I am just lost at this point, any tips would be greatly appreciated.
EDIT: After several hours of bashing (pun intended) my head against this problem, I finally came up with a script that for the most part works. I would post the code right now but I fear another student hopelessly lost might stumble upon it. I will check back and post what I came up with in a week or two. I was able to do it with mods and division. Thank you all for the responses, it really helped me to open up and think about the problem from different angles.
Here's a hint:
echo ${string:0:3}
echo ${#string}
Edit (2011-02-11):
Here's my solution. I added some additional parameters with defaults.
rotate-string ()
{
local s=${1:-1} p=${2:--1} w=${3:-8} c=${4:-0} r l
printf -vr '%0*d' $w 0 # save $w zeros in $r
r=${r//0/$c}$s # change the zeros to the character in $c, append the string
r=${r: -w} # save the last $w characters of $r
l=${r: -p%w} # get the last part of $r ($p mod %w characters)
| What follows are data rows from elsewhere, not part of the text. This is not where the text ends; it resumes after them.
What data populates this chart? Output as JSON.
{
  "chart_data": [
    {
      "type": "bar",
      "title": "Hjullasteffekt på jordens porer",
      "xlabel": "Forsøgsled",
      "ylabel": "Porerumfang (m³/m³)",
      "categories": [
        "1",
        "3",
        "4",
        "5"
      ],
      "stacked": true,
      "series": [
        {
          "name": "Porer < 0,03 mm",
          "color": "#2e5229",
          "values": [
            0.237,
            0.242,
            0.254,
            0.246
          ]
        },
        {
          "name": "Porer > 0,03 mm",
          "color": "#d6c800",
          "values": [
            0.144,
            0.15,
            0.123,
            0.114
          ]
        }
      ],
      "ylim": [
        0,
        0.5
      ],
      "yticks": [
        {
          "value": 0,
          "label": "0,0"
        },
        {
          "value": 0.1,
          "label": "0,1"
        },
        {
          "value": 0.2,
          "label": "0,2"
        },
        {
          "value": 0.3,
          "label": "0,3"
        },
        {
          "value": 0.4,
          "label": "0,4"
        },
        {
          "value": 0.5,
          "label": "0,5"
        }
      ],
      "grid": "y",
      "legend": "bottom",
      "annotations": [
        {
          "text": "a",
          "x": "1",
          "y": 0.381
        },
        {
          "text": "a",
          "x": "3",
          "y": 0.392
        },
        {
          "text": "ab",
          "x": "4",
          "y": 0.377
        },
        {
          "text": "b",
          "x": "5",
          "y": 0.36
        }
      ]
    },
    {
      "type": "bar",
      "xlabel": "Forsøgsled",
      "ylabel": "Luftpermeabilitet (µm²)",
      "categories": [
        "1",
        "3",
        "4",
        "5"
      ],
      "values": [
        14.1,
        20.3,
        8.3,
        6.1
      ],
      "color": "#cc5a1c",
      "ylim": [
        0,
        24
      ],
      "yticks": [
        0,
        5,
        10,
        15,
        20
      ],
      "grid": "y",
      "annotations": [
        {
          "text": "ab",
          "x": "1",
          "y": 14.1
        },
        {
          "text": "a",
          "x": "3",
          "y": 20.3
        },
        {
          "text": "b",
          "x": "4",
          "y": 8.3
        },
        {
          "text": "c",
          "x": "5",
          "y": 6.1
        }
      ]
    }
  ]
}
echo "$l${r::w-${#l}}" # output the Last part on the Left and the Right part which starts at the beginning and goes for ($w minus the_length_of_the_Left_part) characters
}
usage: rotate-string string positions-to-rotate width fill-character
example: rotate-string abc -4 9 =
result: ==abc====
Arguments can be omitted starting from the end and these defaults will be used:
fill-character: "0"
width: 8
positions-to-rotate: -1
string: "1"
More examples:
$ rotate-string
00000010
$ rotate-string 123 4
01230000
Fun stuff:
$ for i in {126..6}; do printf '%s\r' "$(rotate-string Dennis $i 20 .)"; sleep .05; done; printf '\n'
$ while true; do for i in {10..1} {1..10}; do printf '%s\r' "$(rotate-string : $i 10 .)"; sleep .1; done; done
$ while true; do for i in {40..2} {2..40}; do printf '%s\r' "$(rotate-string '/\' $i 40 '_')"; sleep .02; done; done
$ d=0; while true; do for i in {1..10} {10..1}; do printf '%s\r' "$(rotate-string $d $i 10 '_')"; sleep .02; done; ((d=++d%10)); done
$ d=0; while true; do for i in {1..10}; do printf '%s\r' "$(rotate-string $d $i 10 '_')"; sleep .2; ((d=++d%10)); done; done
$ shape='▁▂▃▄▅▆▇█▇▆▅▄▃▂▁'; while true; do for ((i=1; i<=COLUMNS; i++)); do printf '%s\r' "$(rotate-string "$shape" $i $COLUMNS ' ')"; done; done
In the absence of control structures, you need to use recursion, with index values as "choice selections", which is how functional programming often works.
#!/bin/sh
#
# cshift NUMBER N
cshift() {
let num=10#$1
num=`printf '%09d' $num`
lshift="${num:1:8}${num:0:1}"
rshift="${num:8:1}${num:0:8}"
next=( "cshift $lshift $(($2 + 1))" "echo $num" "cshift $rshift $(( $2 - 1 ))" )
x=$(( $2 == 0 ? 1 : $2 < 0 ? 0 : 2 ))
eval "${next[x]}"
}
cshift $1 $2
and, the testing:
$ for ((i=-9;i<=9;i++)); do cshift 12345 $i ; done
000012345
500001234
450000123
345000012
234500001
123450000
012345000
001234500
000123450
000012345
500001234
450000123
345000012
234500001
123450000
012345000
001234500
000123450
000012345
You can also do some math on the indexes and avoid the recursion, but I don't mind making the computer work harder so I don't have to. It's easy to think of how to do the shift by one in either direction, and then I use an evaluated choice that is selected by the signum of the shift value, outputting a value and stopping when the shift value is zero.